In a year when another author with a last name similar to mine, duped Oprah and her book club, here's what many of you have seen me walk through: In 2001, my youngest daughter Adrienne died from Meningitis. She was sixteen-years-old and it happened on my 43rd birthday, Superbowl Sunday, January 28, 2001. I survived colon cancer seven years ago in 1998 during a time I was laid off my job. A devastating wreck with a driver under the influence in 1992 took the top of my scalp off and injured my left eye. I never looked at Happy Hour the same after that wreck blew out my left knee and changed my entire physical capability. In 1989, my family and I spent the entire day with a burglar in our attic after the Memphis police SWAT missed finding the man. Divine intervention saved us and I discovered the robber myself after continuing to believe someone was there, despite what the officers said. Six months later, we moved to a rural area to rediscover my non-urban roots and a man tried to "mug" us in the front yard. Through it all, I kept tellin' my story. Are you tellin' yours?

Since Adri died, my dream has been to increase my platform so that millions will get immunized or learn the symptoms of Meningitis ( Meningitis Foundation of America ) to be able to protect themselves and their loved ones against this disease that can end or alter lives quickly. I tell this story to people everywhere I go. It is, I truly believe, a large part of why I exist.

My therapy to overcome these blows involved becoming a writer and Kimani Press, a part of Harlequin, which purchased the publishing assets of BET BOOKS on 12/1/2005 from BET, is publishing my novel, THE LEGEND OF QUITO ROAD. I was blessed to sell this book without an agent of flesh and blood and I believe it is going to help me and many persons that read this decadent little tale do what we are here to do. I am a writer, a storyteller from a line of folks gifted in a Southern US oral tradition. On the pages of my novel you will find how a boy and the seeds sown in him drive his life in directions not imaginable. This first installment was developed in 12 steps. Here is the first:

#1. Put structure to your writing.

I hope you know we are all storytellers…the details and plot twists come in our lives that dot the “I’s” or cross the “Ts”. I hope there’s structure there. I pray you are working at what you are here to do by writing down goals, developing your story, like the great storyteller you are, speaking the dreams you have into existence through positive messaging, and planting a good seed in all you meet by turning terse conversations into productive ones.

Over the next eleven weeks, as the countdown to the next American Idol continues (all writers need a mind break and that show is one of mine – SMILE with me in the midst of our story), I will place an entry here each week with one of my twelve tips used to write THE LEGEND OF QUITO ROAD.

I hope each helps you tell your story, happily, successfully, joyously, through each and every twist on your “Roads Less Traveled.” Remember, the worst things wrong with most of us were planted there by those who love us best.
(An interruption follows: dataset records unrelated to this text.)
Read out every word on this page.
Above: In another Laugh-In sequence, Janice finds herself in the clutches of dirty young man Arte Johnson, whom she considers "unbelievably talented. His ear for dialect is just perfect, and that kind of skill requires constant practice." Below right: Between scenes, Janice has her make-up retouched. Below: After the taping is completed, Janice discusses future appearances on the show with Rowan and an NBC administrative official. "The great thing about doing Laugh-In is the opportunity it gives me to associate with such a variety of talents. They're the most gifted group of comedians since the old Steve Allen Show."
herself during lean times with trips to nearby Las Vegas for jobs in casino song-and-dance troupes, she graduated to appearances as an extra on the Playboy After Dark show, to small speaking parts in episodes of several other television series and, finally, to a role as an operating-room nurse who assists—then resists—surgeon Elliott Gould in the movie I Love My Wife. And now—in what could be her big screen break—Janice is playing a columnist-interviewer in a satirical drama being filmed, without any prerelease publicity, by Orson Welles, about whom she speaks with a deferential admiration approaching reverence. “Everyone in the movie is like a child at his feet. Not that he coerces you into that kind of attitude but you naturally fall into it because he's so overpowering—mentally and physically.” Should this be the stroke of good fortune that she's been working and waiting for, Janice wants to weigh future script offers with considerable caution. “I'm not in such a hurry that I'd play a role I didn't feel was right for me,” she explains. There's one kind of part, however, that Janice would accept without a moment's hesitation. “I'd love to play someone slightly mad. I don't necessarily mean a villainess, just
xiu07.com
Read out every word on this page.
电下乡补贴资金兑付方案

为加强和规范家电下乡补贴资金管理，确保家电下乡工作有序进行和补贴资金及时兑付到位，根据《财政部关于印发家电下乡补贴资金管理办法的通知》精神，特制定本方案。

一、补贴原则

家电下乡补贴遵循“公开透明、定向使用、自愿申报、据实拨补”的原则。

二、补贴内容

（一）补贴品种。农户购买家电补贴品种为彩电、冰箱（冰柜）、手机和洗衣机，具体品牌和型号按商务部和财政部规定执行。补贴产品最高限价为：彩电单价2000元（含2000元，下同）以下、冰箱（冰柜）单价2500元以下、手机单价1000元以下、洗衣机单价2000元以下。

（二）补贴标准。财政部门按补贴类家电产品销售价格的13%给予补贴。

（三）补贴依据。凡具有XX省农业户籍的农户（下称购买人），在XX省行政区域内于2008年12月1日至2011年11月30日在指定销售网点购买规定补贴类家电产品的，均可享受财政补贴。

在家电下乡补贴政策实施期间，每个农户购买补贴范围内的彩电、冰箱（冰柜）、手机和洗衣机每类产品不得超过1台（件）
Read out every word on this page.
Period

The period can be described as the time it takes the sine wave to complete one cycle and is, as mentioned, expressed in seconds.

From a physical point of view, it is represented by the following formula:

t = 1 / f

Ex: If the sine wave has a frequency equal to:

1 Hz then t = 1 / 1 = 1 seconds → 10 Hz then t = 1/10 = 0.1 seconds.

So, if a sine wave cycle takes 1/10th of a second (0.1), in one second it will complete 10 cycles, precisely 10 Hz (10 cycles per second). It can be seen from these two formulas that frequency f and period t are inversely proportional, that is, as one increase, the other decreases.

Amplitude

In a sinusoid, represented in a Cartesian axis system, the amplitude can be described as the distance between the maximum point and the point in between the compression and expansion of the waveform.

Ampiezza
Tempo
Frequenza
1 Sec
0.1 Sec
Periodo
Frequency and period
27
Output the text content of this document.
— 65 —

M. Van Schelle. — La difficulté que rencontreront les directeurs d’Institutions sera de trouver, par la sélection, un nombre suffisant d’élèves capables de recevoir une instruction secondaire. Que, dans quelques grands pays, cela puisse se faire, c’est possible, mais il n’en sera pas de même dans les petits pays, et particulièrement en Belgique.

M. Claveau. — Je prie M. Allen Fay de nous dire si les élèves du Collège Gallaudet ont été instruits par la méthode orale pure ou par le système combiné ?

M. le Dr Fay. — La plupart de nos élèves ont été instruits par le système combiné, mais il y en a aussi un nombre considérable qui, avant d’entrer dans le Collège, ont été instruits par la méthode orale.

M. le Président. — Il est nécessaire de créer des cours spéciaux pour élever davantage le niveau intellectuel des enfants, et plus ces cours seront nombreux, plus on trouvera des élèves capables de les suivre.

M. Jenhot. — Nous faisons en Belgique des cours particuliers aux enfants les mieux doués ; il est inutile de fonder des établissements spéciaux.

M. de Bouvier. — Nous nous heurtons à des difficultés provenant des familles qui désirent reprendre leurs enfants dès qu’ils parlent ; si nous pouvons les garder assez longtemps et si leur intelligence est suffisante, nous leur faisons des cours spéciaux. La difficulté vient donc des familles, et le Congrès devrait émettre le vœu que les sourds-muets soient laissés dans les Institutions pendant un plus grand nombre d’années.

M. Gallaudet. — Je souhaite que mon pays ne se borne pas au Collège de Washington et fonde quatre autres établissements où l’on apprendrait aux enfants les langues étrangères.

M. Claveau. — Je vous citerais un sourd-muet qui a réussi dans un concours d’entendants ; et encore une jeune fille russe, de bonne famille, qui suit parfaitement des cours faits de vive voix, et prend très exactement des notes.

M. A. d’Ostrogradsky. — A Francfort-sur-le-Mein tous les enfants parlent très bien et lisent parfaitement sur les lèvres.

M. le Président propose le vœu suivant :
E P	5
Plant a good seed everywhere you go. Tell your story…like only you were meant to do. Dream "LARGE" dreams and keep living them, despite what may come at work, at home, in the attic, within the project plan, on the highway, over the teleconference, in the front yard, via email, and on any page written for or by you.

God bless! Take care and be safe.

If this helps you tell your story, please pass this web address on. See you soon; keep writing and tellin' our stories. That is my story and, unlike some authors with
tragic backgrounds, I AM STICKING TO IT!